Sign in to follow this  
TheComet

Sorting (mathematical) vectors in list

Recommended Posts

Hi,

 

Google is being rather unhelpful, as any search for "sorting vectors" inevitably results in std::sort because the unfortunate name of a dynamic array in C++ is "vector".

 

I wish to sort the following data structure(s) contained withing a list:

struct Vector2
{
   int x;
   int y;
};
struct Vector3
{
   int x;
   int y;
   int z;
};

The more I play around with the implementation of the overloaded comparison operators, the more I'm lead to believe it's simply not possible to perform the check "A<B" where A and B are both Vector2 or Vector3 objects.

 

Here's an example program thingy to play around with:

 

#include <iostream>
#include <vector>
#include <algorithm>
#include <stdlib.h>


template <class T>
class Vector2
{
public:
    Vector2() {}
    Vector2( int x, int y ) : x(x), y(y) {}
    ~Vector2() {}
    int x;
    int y;
    template <class T_> friend inline bool operator==( const Vector2<T_>& lhs, const Vector2<T_>& rhs );
    template <class T_> friend inline bool operator!=( const Vector2<T_>& lhs, const Vector2<T_>& rhs );
    template <class T_> friend inline bool operator< ( const Vector2<T_>& lhs, const Vector2<T_>& rhs );
    template <class T_> friend inline bool operator> ( const Vector2<T_>& lhs, const Vector2<T_>& rhs );
    template <class T_> friend inline bool operator<=( const Vector2<T_>& lhs, const Vector2<T_>& rhs );
    template <class T_> friend inline bool operator>=( const Vector2<T_>& lhs, const Vector2<T_>& rhs );
};


template <class T>
inline bool operator==( const Vector2<T>& lhs, const Vector2<T>& rhs )
{
    return ( lhs.x==rhs.x && lhs.y==rhs.y );
}
template <class T>
inline bool operator!=( const Vector2<T>& lhs, const Vector2<T>& rhs )
{
    return !operator==( lhs, rhs );
}
template <class T>
inline bool operator<( const Vector2<T>& lhs, const Vector2<T>& rhs )
{
    if( lhs.x>=rhs.x ) return false;
    if( lhs.y>=rhs.y ) return false;
    return true;
}
template <class T>
inline bool operator>( const Vector2<T>& lhs, const Vector2<T>& rhs )
{
    return operator<( rhs, lhs );
}
template <class T>
inline bool operator<=( const Vector2<T>& lhs, const Vector2<T>& rhs )
{
    return !operator>( lhs, rhs );
}
template <class T>
inline bool operator>=( const Vector2<T>& lhs, const Vector2<T>& rhs )
{
    return !operator<( lhs, rhs );
}


int main()
{


        std::vector< Vector2<int> > myListOfVectors;
        for( int n = 0; n != 10; ++n )
                myListOfVectors.push_back( Vector2<int>(rand()%100,rand()%100) );


        std::sort( myListOfVectors.begin(), myListOfVectors.end() );


        for( std::vector< Vector2<int> >::iterator it = myListOfVectors.begin(); it != myListOfVectors.end(); ++it )
                std::cout << it->x << "," << it->y << std::endl;


        return 0;
}
 

Any help?

Edited by TheComet

Share this post


Link to post
Share on other sites

Thanks for the quick reply!

 

For higher dimensions, would this be correct?

template <class T>
inline bool operator<( const Vector3<T>& lhs, const Vector3<T>& rhs )
{
if (lhs.x < rhs.x) return true;
if (lhs.x > rhs.x) return false;
if( lhs.y < rhs.y) return true;
if( lhs.y > rhs.y) return false;
return lhs.z < rhs.z
}

Share this post


Link to post
Share on other sites

Yes, that looks right.
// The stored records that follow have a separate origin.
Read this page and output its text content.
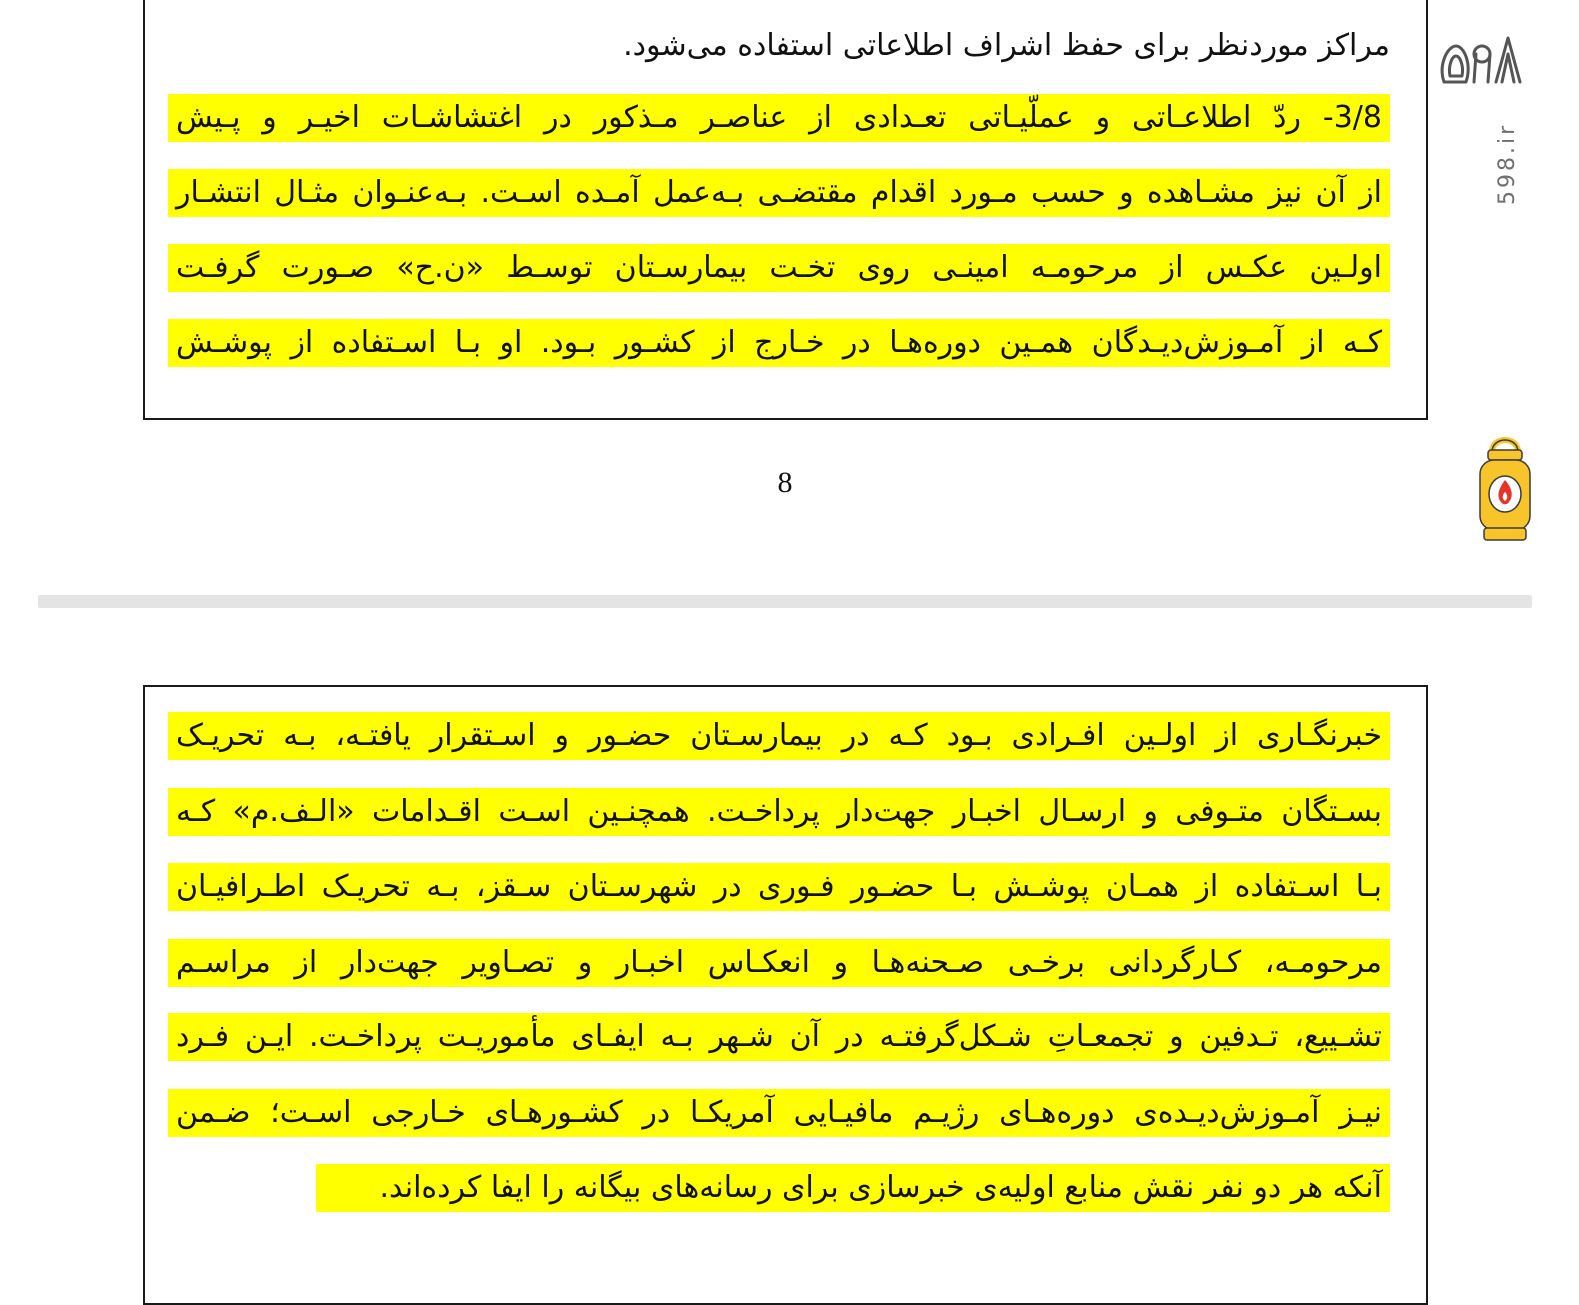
مراکز موردنظر برای حفظ اشراف اطلاعاتی استفاده می‌شود.
3/8- ردّ اطلاعـاتی و عملّیـاتی تعـدادی از عناصـر مـذکور در اغتشاشـات اخیـر و پـیش
از آن نیز مشـاهده و حسب مـورد اقدام مقتضـی بـه‌عمل آمـده اسـت. بـه‌عنـوان مثـال انتشـار
اولـین عکـس از مرحومـه امینـی روی تخـت بیمارسـتان توسـط «ن.ح» صـورت گرفـت
کـه از آمـوزش‌دیـدگان همـین دوره‌هـا در خـارج از کشـور بـود. او بـا اسـتفاده از پوشـش
8
خبرنگـاری از اولـین افـرادی بـود کـه در بیمارسـتان حضـور و اسـتقرار یافتـه، بـه تحریـک
بسـتگان متـوفی و ارسـال اخبـار جهت‌دار پرداخـت. همچنـین اسـت اقـدامات «الـف.م» کـه
بـا اسـتفاده از همـان پوشـش بـا حضـور فـوری در شهرسـتان سـقز، بـه تحریـک اطـرافیـان
مرحومـه، کـارگردانی برخـی صـحنه‌هـا و انعکـاس اخبـار و تصـاویر جهت‌دار از مراسـم
تشـییع، تـدفین و تجمعـاتِ شـکل‌گرفتـه در آن شـهر بـه ایفـای مأموریـت پرداخـت. ایـن فـرد
نیـز آمـوزش‌دیـده‌ی دوره‌هـای رژیـم مافیـایی آمریکـا در کشـورهـای خـارجی اسـت؛ ضـمن
آنکه هر دو نفر نقش منابع اولیه‌ی خبرسازی برای رسانه‌های بیگانه را ایفا کرده‌اند.
598.ir
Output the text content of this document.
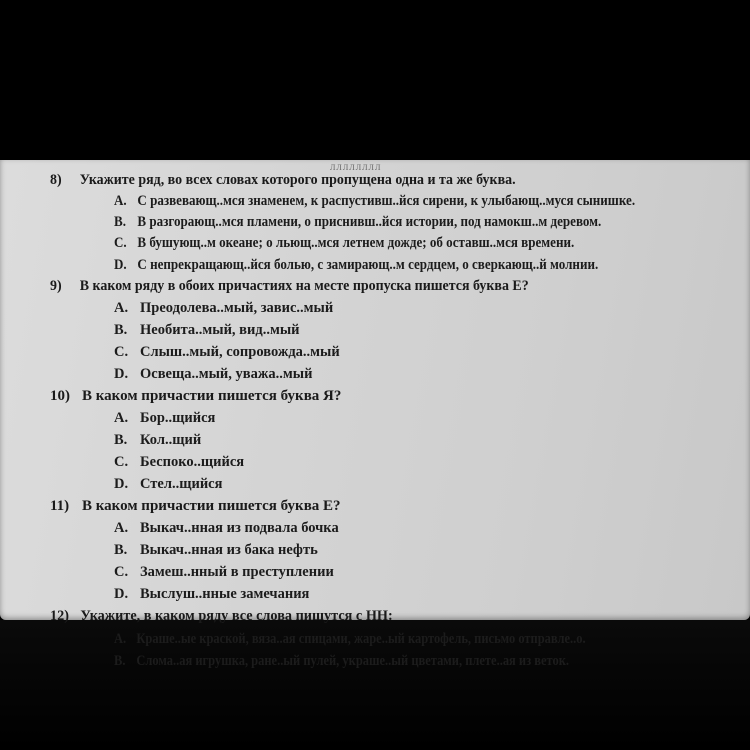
ЛЛЛЛЛЛЛЛ
8) Укажите ряд, во всех словах которого пропущена одна и та же буква.
A. С развевающ..мся знаменем, к распустивш..йся сирени, к улыбающ..муся сынишке.
B. В разгорающ..мся пламени, о приснивш..йся истории, под намокш..м деревом.
C. В бушующ..м океане; о льющ..мся летнем дожде; об оставш..мся времени.
D. С непрекращающ..йся болью, с замирающ..м сердцем, о сверкающ..й молнии.
9) В каком ряду в обоих причастиях на месте пропуска пишется буква Е?
A. Преодолева..мый, завис..мый
B. Необита..мый, вид..мый
C. Слыш..мый, сопровожда..мый
D. Освеща..мый, уважа..мый
10) В каком причастии пишется буква Я?
A. Бор..щийся
B. Кол..щий
C. Беспоко..щийся
D. Стел..щийся
11) В каком причастии пишется буква Е?
A. Выкач..нная из подвала бочка
B. Выкач..нная из бака нефть
C. Замеш..нный в преступлении
D. Выслуш..нные замечания
12) Укажите, в каком ряду все слова пишутся с НН:
A. Краше..ые краской, вяза..ая спицами, жаре..ый картофель, письмо отправле..о.
B. Слома..ая игрушка, ране..ый пулей, украше..ый цветами, плете..ая из веток.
Note that while this is a valid comparison for the purposes of sorting, it may not be a particularly meaningful sort. In particular when used with floating point numbers, it may not be useful for search.

Share this post


Link to post
Share on other sites

You could create a sort method that takes in a lambda expression so you can sort differently depending on your case. I can envision a lot of ways to sort vectors (by length, by coordinate, by dot product with another vector, etc.) so you might want to keep your options open.

Share this post


Link to post
Share on other sites

Yes, that looks right. Note that while this is a valid comparison for the purposes of sorting, it may not be a particularly meaningful sort. In particular when used with floating point numbers, it may not be useful for search.

Noted, thanks.

 

The purpose of all this is to decrease a bottleneck I have with quickly searching a grid for the existence of an entity. I decided to insert the integer coordinates of the entities I'm interested in into a sorted list so I can do a binary search on the data (O(log n)) instead of having to traverse it (O(n)). The list has well over a thousand entries, so hope this will be more effective.

 

 

You could create a sort method that takes in a lambda expression so you can sort differently depending on your case. I can envision a lot of ways to sort vectors (by length, by coordinate, by dot product with another vector, etc.) so you might want to keep your options open.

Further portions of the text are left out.